Retired Chief Justice Sir David Simmons has accused judges of contributing to the perennial problem of case backlogs in the courts.
He voiced this concern as he delivered a lecture on Sustaining the Judicial Branch of the Government for 50 Years after Independence, at the Supreme Court last Friday night.
Sir David said while the decades-old problem was not unique to Barbados, judges’ inordinate delays in handing down decisions were hindering the delivery of justice, noting that the situation had attracted criticism from the Trinidad-based Caribbean Court of Justice (CCJ) and members of the public.
Sir David said apart from the systemic delays, the indecisiveness of judges also contributed to the buildup of cases.
“A judge who cannot make up his or her mind is doing a disservice to the system,” he asserted.
The former Attorney General quoted late Prime Minister Sir Harold St John, who once said: “One must understand that if you are to be a judge, you must not only know the law and be fair, tolerant and a good listener, but you must have the capacity to make up your mind. If you do not have those qualities, you should be disqualified from being a judge…”
Sir David told the audience, which included members of the legal fraternity, that there were instances where people had been forced to wait up to seven years for a decision to be handed down – a practice he deemed inefficient and unfair.
“Judges must remember that the parties have a right to a decision. That is one of the elements of a fair trial. And when we take into account that since 2005 judges have had judicial assistance, there really is no compelling reason for judges not to give his or her decision within six months after the end of the trial,” he contended.
“A judge who is sensitive to his or her professional responsibility must use every available amount of time . . . to write the decisions.”
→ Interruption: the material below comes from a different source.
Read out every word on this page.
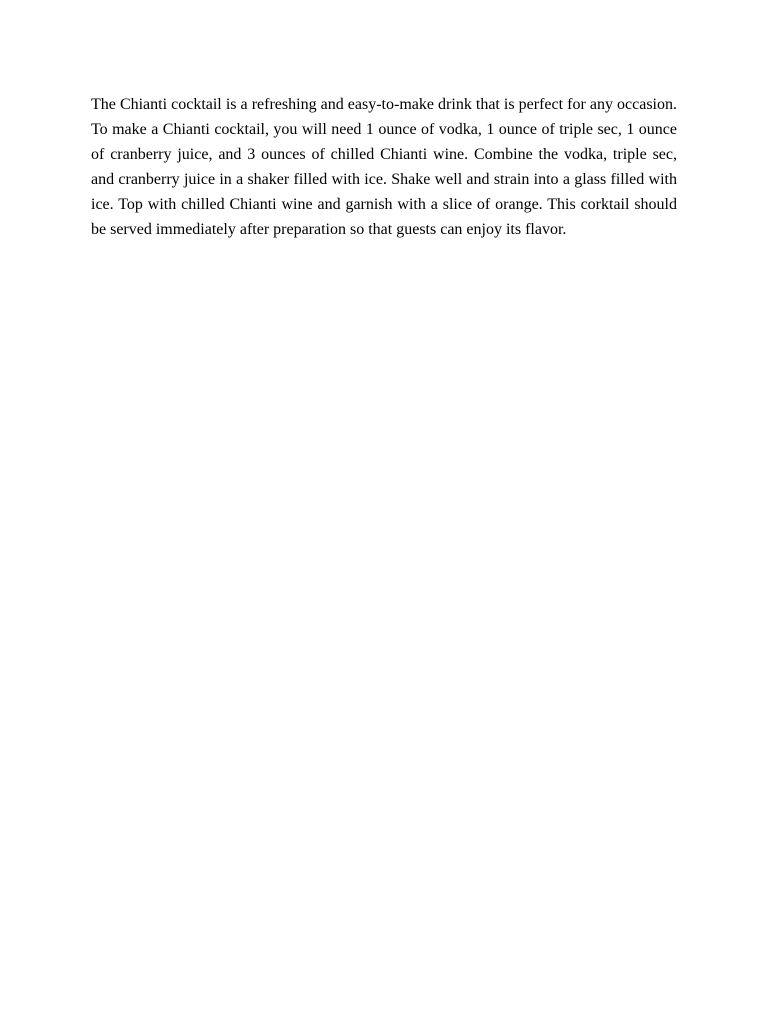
The Chianti cocktail is a refreshing and easy-to-make drink that is perfect for any occasion. To make a Chianti cocktail, you will need 1 ounce of vodka, 1 ounce of triple sec, 1 ounce of cranberry juice, and 3 ounces of chilled Chianti wine. Combine the vodka, triple sec, and cranberry juice in a shaker filled with ice. Shake well and strain into a glass filled with ice. Top with chilled Chianti wine and garnish with a slice of orange. This corktail should be served immediately after preparation so that guests can enjoy its flavor.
He also lamented that, historically, the court has been too generous in granting adjournments, and too many decisions were reserved when more oral decisions could be handed down.
“At the end of the evidence, at the end of the submissions, the judge . . . should be able to have made up his mind on the evidence,” the retired jurist said.
“On the 20th of October, I read a newspaper report that the Court of Appeal of Trinidad and Tobago had given an oral decision immediately after the conclusion of the respective arguments on the validity of the electoral process in certain constituencies in that country. . . . Chief Justice [Ivor] Archie promised to give his written decision . . . but he let the parties know there and then in point form,” Sir David noted.